Poster dei suoi film, una parete su cui si proietta Malcolm X con Denzel Washington (anno 1992, un vero manifesto della sua arte), e quadri: autori Martin Luther King Jr e Trayvon Martin, il cui omicidio ispirò il movimento Black Lives Matter. E ancora: tristi cimeli del segregazionismo come un cartello, “Colored Waiting Room”. La mostra che il Brooklyn Museum dedica a Spike Lee è uno spiraglio nel suo mondo creativo, una guida nella mente dell’artista e nella storia da cui ha tratto ispirazione.

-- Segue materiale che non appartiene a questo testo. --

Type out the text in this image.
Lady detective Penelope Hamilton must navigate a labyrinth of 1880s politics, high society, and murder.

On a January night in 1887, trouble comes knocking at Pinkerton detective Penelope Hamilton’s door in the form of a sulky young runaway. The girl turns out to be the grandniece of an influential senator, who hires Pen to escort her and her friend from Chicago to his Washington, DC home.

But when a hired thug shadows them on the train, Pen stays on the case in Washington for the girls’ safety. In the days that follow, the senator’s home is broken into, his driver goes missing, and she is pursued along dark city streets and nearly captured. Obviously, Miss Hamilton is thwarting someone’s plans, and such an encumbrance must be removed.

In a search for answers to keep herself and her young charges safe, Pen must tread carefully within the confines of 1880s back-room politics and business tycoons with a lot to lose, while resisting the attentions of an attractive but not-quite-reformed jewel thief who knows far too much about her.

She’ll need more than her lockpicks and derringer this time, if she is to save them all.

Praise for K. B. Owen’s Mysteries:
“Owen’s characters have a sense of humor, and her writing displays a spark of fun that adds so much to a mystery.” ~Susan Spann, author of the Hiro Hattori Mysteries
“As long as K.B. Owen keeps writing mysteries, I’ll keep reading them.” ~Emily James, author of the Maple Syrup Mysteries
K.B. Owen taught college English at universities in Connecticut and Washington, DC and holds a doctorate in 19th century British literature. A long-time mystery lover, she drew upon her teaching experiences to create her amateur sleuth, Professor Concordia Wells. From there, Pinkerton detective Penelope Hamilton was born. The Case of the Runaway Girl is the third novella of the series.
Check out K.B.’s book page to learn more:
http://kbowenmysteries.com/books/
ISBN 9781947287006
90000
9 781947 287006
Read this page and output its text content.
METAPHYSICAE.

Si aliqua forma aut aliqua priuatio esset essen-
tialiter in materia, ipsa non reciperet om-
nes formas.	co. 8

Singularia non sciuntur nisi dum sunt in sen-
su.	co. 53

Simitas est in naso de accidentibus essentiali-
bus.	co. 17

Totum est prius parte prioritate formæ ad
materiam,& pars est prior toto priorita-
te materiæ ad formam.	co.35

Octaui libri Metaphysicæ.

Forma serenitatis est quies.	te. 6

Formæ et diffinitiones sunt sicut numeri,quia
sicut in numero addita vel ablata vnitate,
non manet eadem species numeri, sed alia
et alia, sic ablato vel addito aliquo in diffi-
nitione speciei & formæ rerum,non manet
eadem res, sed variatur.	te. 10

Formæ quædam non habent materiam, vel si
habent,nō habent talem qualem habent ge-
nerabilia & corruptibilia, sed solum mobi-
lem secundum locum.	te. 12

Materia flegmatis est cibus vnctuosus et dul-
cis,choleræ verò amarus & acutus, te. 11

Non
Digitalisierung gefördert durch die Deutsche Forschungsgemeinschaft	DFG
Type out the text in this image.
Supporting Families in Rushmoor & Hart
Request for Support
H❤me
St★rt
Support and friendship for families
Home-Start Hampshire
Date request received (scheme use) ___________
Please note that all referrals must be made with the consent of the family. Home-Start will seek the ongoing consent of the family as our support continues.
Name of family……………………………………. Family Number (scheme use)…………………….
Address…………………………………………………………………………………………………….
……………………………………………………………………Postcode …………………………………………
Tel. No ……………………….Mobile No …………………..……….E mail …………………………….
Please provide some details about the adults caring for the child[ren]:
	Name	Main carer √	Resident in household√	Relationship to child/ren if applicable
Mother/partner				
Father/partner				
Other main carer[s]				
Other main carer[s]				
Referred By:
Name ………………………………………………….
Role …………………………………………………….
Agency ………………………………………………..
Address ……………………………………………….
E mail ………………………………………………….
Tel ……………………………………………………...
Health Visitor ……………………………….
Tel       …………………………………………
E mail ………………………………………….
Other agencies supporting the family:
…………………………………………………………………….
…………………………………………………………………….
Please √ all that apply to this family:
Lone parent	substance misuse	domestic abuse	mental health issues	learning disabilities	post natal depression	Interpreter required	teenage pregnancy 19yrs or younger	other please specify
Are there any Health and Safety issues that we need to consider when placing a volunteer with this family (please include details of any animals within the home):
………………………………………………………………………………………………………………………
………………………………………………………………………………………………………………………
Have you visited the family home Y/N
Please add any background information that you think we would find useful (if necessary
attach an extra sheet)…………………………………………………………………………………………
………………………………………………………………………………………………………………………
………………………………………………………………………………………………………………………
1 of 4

Spike Lee: Creative Sources apre al pubblico sabato 7 ottobre (anteprima il 5 ottobre) fino al 4 febbraio 2024; il regista ha fornito oltre 300 pezzi della sua collezione privata, ci sono 400 oggetti in mostra, e all’ingresso il visitatore viene accolto dalla sezione “Black History and Culture”.
Ce ne sono altre sei che includono anche libri, tantissimi cimeli sportivi, doni da altri cineasti, una lettera firmata da Barack Obama, e altre sfaccettature degli interessi multiformi di Lee; la curatrice, Kimberli Gant, ha spiegato al New York Times che spera di attirare un pubblico quanto più vasto possibile.

Figura di riferimento per la comunità nera, spesso spettatore al Madison Square Garden per le partite dei New York Knicks, nominato a cinque Oscar, vincitore del premio per la miglior sceneggiatura per BlacKkKlansman (2018), Spike Lee ha 66 anni. Brooklyn è casa sua: qui è cresciuto – sebbene sia nato ad Atlanta in Georgia – e a New York sono ambientati molti dei suoi film.
Spike Lee: Creative Sources diventa così un caleidoscopio che riflette la storia, la vita quotidiana e le lotte della comunità nera.
Una stanza intera è dedicata a Do The Right Thing, il film del 1989 che tratta della tensione razziale fra afroamericani e italoamericani. Ampio spazio è riservato agli atleti neri che hanno cambiato la storia: da Jackie Robinson, primo a giocare nella Major League Baseball, al pugile Muhammed Ali, a oggetti con autografo di Serena Williams, LeBron James, Jim Brown e Michael Jordan.
Vicino all’uscita, una maglia da football autografata da Colin Kaepernick, il quarterback che nel 2016 scatenò le polemiche (e si giocò la carriera) cominciando a inginocchiarsi durante l’esecuzione dell’inno nazionale per protesta contro la violenza della polizia.